Be yourself, no matter what they said (sii te stesso, non importa cosa dicono gli altri) è la frase che fa da ritornello in Englishman in New York di Sting, brano dedicato proprio alla figura di Quentin Crisp. Icona gay della cultura inglese, uomo eccentrico dalla personalità esplosiva e travolgente, Quentin Crisp è riportato in vita nello spettacolo scritto da Mark Farrelly, andato in scena al teatro Belli per la ventunesima edizione di Trend, la rassegna di drammaturgia inglese contemporanea diretta da Rodolfo di Giammarco. Essere sé stessi, ostentare con eleganza e garbo la propria omosessualità, non nascondendosi dietro a ipocrisie e falsità – semmai solo dietro a un velo di trucco e a tanta intelligente ironia – è il messaggio di cui si fa portatore Luca Toracca, protagonista della pièce prodotta dal Teatro dell’Elfo di Milano. La somiglianza tra attore e personaggio è notevole, se non addirittura impressionante. Viene da chiedersi quanto ci sia di Quentin Crisp in Luca Toracca. La finzione del palcoscenico svanisce e l’attore fa capolino oltre la quarta parete. Non si limita a parlare al pubblico, ma con esso crea una situazione di ascolto e interazione. Il teatro diventa così uno strumento di educazione e di lotta. Non solo una lezione di vita, condotta con tagliente ironia e distacco da tutte le sofferenze che essa porta, ma uno strumento di denuncia di tutti gli abusi, le ingiustizie, le aggressioni che ancora oggi vedono vittime tutte quelle persone che hanno come unica colpa quella di essere diversi dagli altri, dall’indistinta giudicante maggioranza.

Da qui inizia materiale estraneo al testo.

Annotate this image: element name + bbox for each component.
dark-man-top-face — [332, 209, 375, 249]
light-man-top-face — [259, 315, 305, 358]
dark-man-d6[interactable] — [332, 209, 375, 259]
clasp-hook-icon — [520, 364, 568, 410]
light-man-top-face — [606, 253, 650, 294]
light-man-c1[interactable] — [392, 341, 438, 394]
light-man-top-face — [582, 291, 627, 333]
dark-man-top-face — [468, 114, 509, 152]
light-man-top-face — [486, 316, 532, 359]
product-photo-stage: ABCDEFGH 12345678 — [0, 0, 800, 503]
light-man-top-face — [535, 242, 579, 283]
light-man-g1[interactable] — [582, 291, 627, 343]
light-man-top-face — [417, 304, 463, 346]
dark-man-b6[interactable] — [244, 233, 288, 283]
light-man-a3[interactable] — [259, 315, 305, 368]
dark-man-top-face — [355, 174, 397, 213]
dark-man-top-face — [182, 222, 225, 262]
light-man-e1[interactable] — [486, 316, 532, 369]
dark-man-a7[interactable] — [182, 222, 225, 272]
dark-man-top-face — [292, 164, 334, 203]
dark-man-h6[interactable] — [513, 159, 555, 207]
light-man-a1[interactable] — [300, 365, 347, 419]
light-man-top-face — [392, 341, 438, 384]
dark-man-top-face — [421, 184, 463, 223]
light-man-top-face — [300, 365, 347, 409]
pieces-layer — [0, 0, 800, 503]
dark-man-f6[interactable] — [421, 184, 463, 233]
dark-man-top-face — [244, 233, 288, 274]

Seguendo la lezione di Toracca/Quentin, appare chiaro che il vero talento non risiede nel saper fare qualcosa, ma nell’essere sé stessi senza vergogna. Vale quindi la regola che la vita è più difficile per chi vuole diventare sé stesso. La strada è lunga e per nulla semplice. Dal testo, narrato in prima persona seguendo l’ordine cronologico dei fatti raccontati all’imperfetto (il tempo verbale con cui si parla del passato e dei sogni), si apprende che Londra negli anni Trenta era un posto avverso agli omosessuali effeminati come Quentin. L’ostilità partiva dalla famiglia e proseguiva per strada, tra insulti, molestie e a volte percosse. Gli anni della guerra non sarebbero stati più facili. Posare nudo come modello per le scuole di arte poteva essere l’unica alternativa dignitosa alla prostituzione. Gli anni Sessanta segnarono invece un periodo di tolleranza. Ma uno come lui, abituato a sorprendere con la sua eccentricità, neanche qui trova posto.

La svolta avviene quando, quasi ottantenne, arriva a New York. La città è eccitante e lo accoglie regalandogli fama e successo. Ed è qui che si chiude la parabola straordinaria della sua vita, colorata e complessa come le sue acconciature. Un racconto che Luca Toracca incarna con consapevolezza e convinzione, esprimendolo con tutta la dolcezza di chi sa che può dare consigli. “Scoprite chi siete e siatelo, anima e corpo” grida risoluto, perché quello che conta non sono i dubbi o i rimpianti, ma cosa siamo oggi, nonostante quello che pensano gli altri.